Quand nous croisons la route des personnes que nous sommes censés accompagner, il peut s’avérer que le travail ne démarre pas.

 

Du fait de la personne qui se tient là face à nous et qui n’a pas décidé de se mettre en chemin ou bien parce qu’elle trouve que ça va trop vite ou trop lentement, qu’elle nous estime trop confrontant ou pas assez dynamique …  Ou encore, tout simplement, parce que la personne ne nous a pas choisi pour faire ce travail. 


 

Pendant que j’entends ses premiers mots, ce sont les idées qui papillonnent dans ma tête… et une réflexion aussi. Cette femme est très compétente pour me dissuader de l’accompagner. Cette histoire qui se joue commence à m’intéresser. Malgré une résistance brutale que je perçois en premier abord, ma curiosité s’aiguise …

 

Sa posture est droite, son regard me met à distance. Son jugement semble implacable. Quelle fermeté !

 

J’interroge l’effet qu’elle produit en moi et m’autorise à lui en faire part. Sa citadelle vacille.

 

Il me faudra la rencontrer une deuxième fois, à ma demande, pour creuser la possibilité d’un travail commun.

 

Au cours de ces entretiens préliminaires où l’on se jauge, c’est la première fois que je demande une seconde rencontre, sans délai. Étrange processus que j’improvise.

 

Ils sont tellement précieux ces moments initiaux qui ouvrent sur tous les possibles …  Se dire quelque chose de notre envie de nous mettre au travail et - chemin faisant - d’avancer, côte à côte. Se dire l’impossibilité, qui peut émerger de l’un ou de l’autre. Ou encore décaler ce travail dans le temps et pour cela, se revoir à quelques mois d’intervalle …

 

Ici ma demande est différente. Je veux lever un doute que le premier entretien n’avait pas réussi à éclaircir. Essayer de verbaliser quelque chose de ce que l’un et l’autre nous avions ressenti et qui empêchait un démarrage. Un curieux sentiment, désagréable et palpable, que j’ai eu du mal à nommer.

 

Mais aujourd’hui elle est toute autre. Souriante, elle semble heureuse de me voir. Elle se libère et me tend ces quelques mots que je mettrai du temps à digérer, à travailler …

 

Elle me dit se sentir en confiance avec moi. Elle est prête à mettre au travail cette résistance qu’elle veut m’expliquer et pour cela, me raconte son histoire.

 

Son manager, qui est aussi la personne qui m’a sollicité, lui avait déjà proposé un coaching, quelques années plus tôt.

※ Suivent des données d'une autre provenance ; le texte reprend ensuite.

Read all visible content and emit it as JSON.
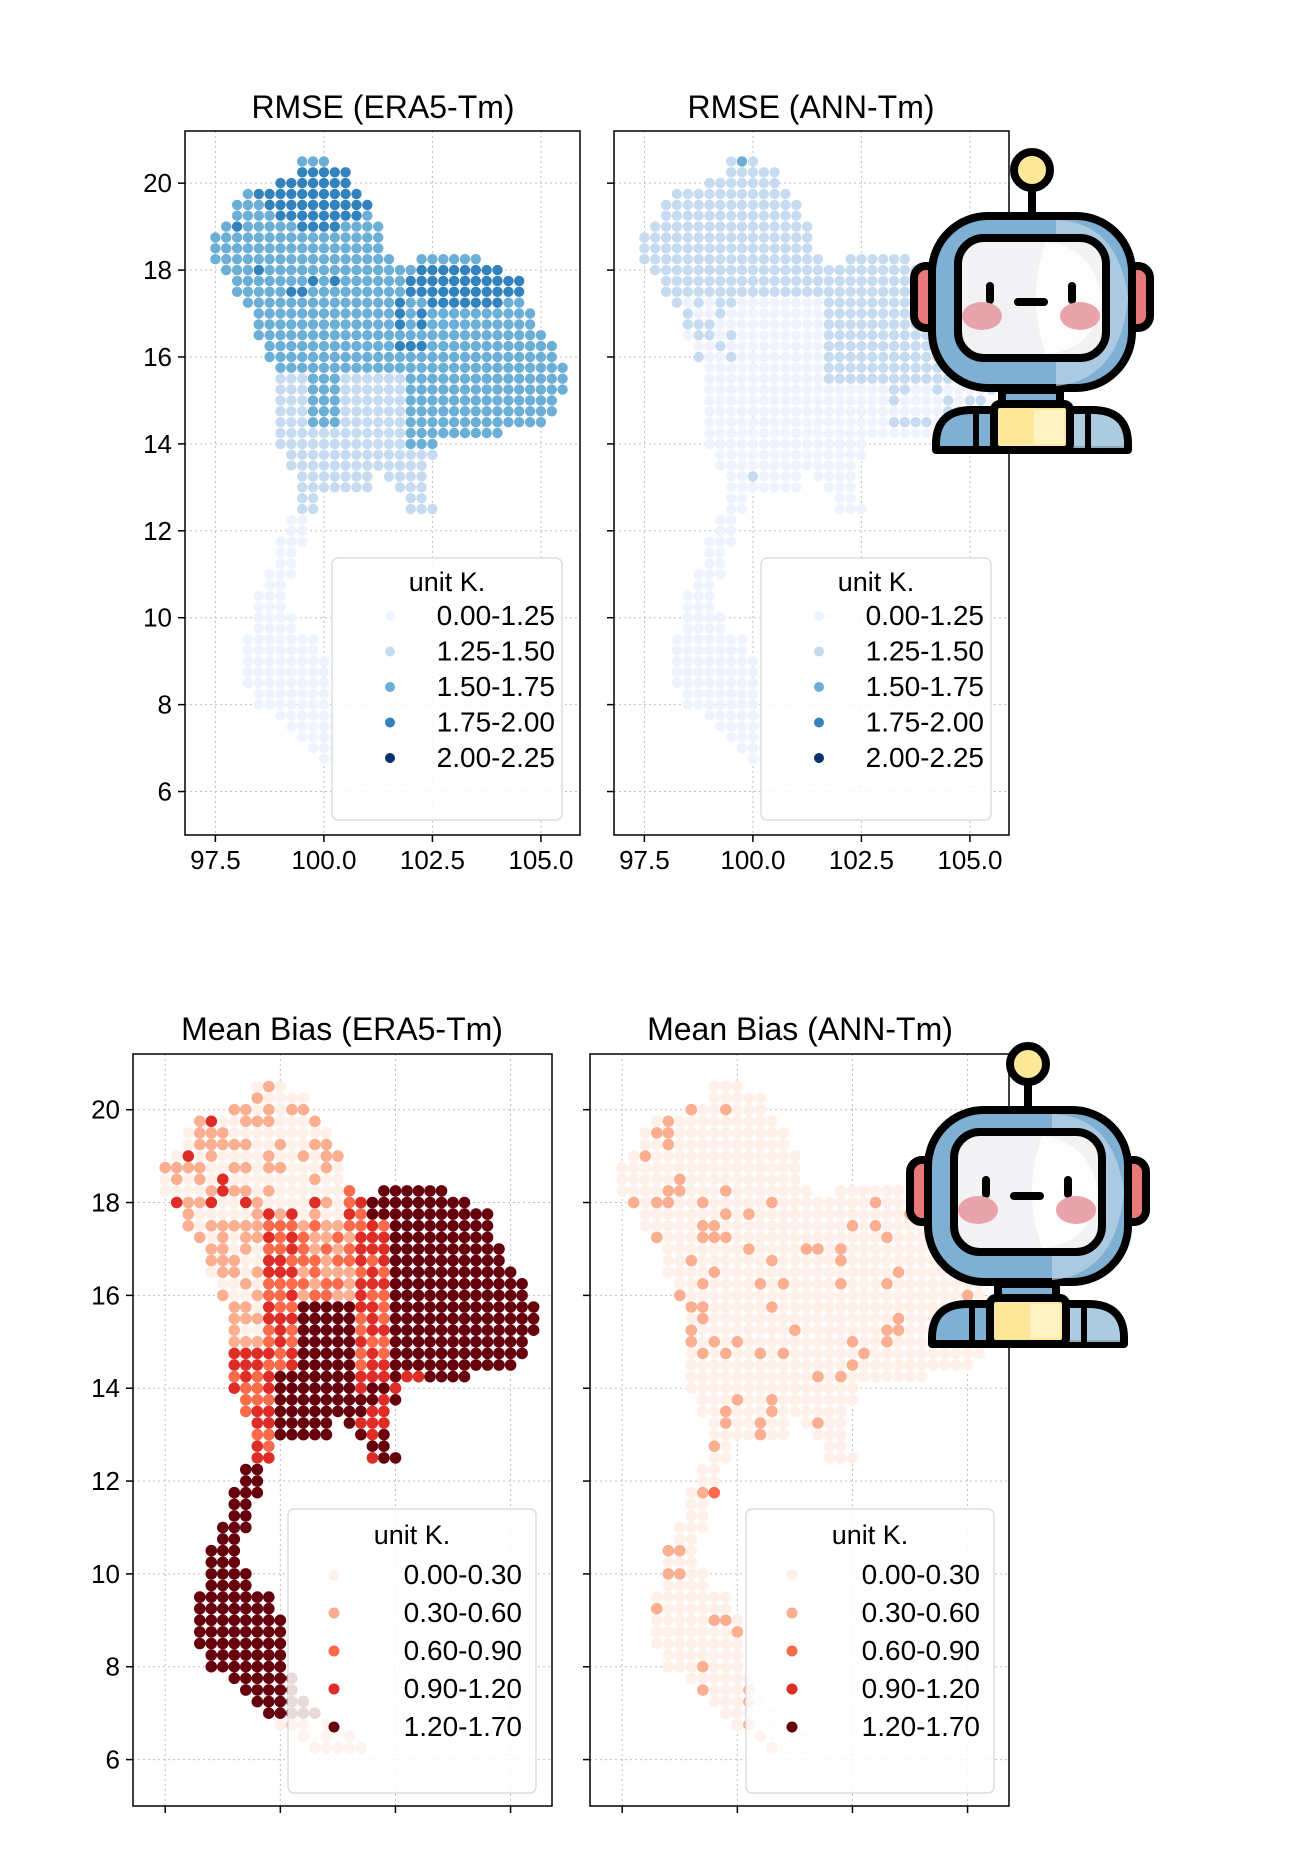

Elle avait pris ça comme un cadeau mais il s’est rapidement avéré empoisonné.

 

Elle voulait s’exprimer, dire son point de vue, se remettre en cause aussi … Il n’en était rien. La « lettre de mission » n’allait pas dans ce sens. Le coach proposé en ce temps là s’était comporté comme « le bras armé du directeur » me dira-t-elle au cours de cette seconde discussion. Il se comportait comme un manager de substitution, avec un soupçon affirmé de moralisme, en supplément …

 

En me rencontrant la première fois sa tension était extrême. D’ailleurs, son manager l’avait informée de cette « deuxième couche »  de coaching quelques minutes avant la rencontre.

 

Là-dessus, nous étions à égalité. Ce manager ne m’avait rien dit de l'histoire des relations qu'il entretenait avec sa collaboratrice et s’était gardé d’accepter une réunion tripartite.

 

Alors qu’ici elle s’ouvrait réellement au travail possible ensemble, c’est moi qui commençais à douter.

 

Comment accepter d’intervenir dans ce lieu qui mêle l’intime et l’entreprise, prendre soin des blessures et mettre en marche une volonté opérante et pragmatique sans déposer  cette pierre d’achoppement malheureuse au centre de l’arène ? Comment ne pas revisiter ce premier accompagnement qui n’en était pas un ? Comment pourrait-il disparaître ainsi, comme si de rien n’était et que les compteurs se réinitialisent, comme par enchantement ?

 

Si j’acceptais ce travail, je répondais à l’attente du manager et aurais certainement été utile à cette personne qui me semblait perdue dans toutes ces circonvolutions émaillées de complexité.

 

Si j’acceptais ce travail en obéissant à leurs injonctions, et initiais cet accompagnement sans les réunir et les faire travailler sur cet accroc extrêmement signifiant et au cœur de leur relation de travail, je ratifiais, par la même occasion, mon acceptation de l’omerta  ambiante qui à l’évidence structurait leurs interactions.

 

 

Quelquefois nous sommes en mesure d’agir, là où nous nous trouvons. A d’autres moments, notre champ d’action est plus réduit.

 

Mais intervenir ou décider de ne pas le faire, c’est un acte de coaching en soi.

 

Le cadre que l’on pose et le temps que l’on prend nous servent indubitablement à voir se dessiner et à décrypter les routes et dédales que prennent quelquefois les interactions humaines … et ainsi décider, en se faisant sa propre conviction, de la marche à suivre et des actions à entreprendre.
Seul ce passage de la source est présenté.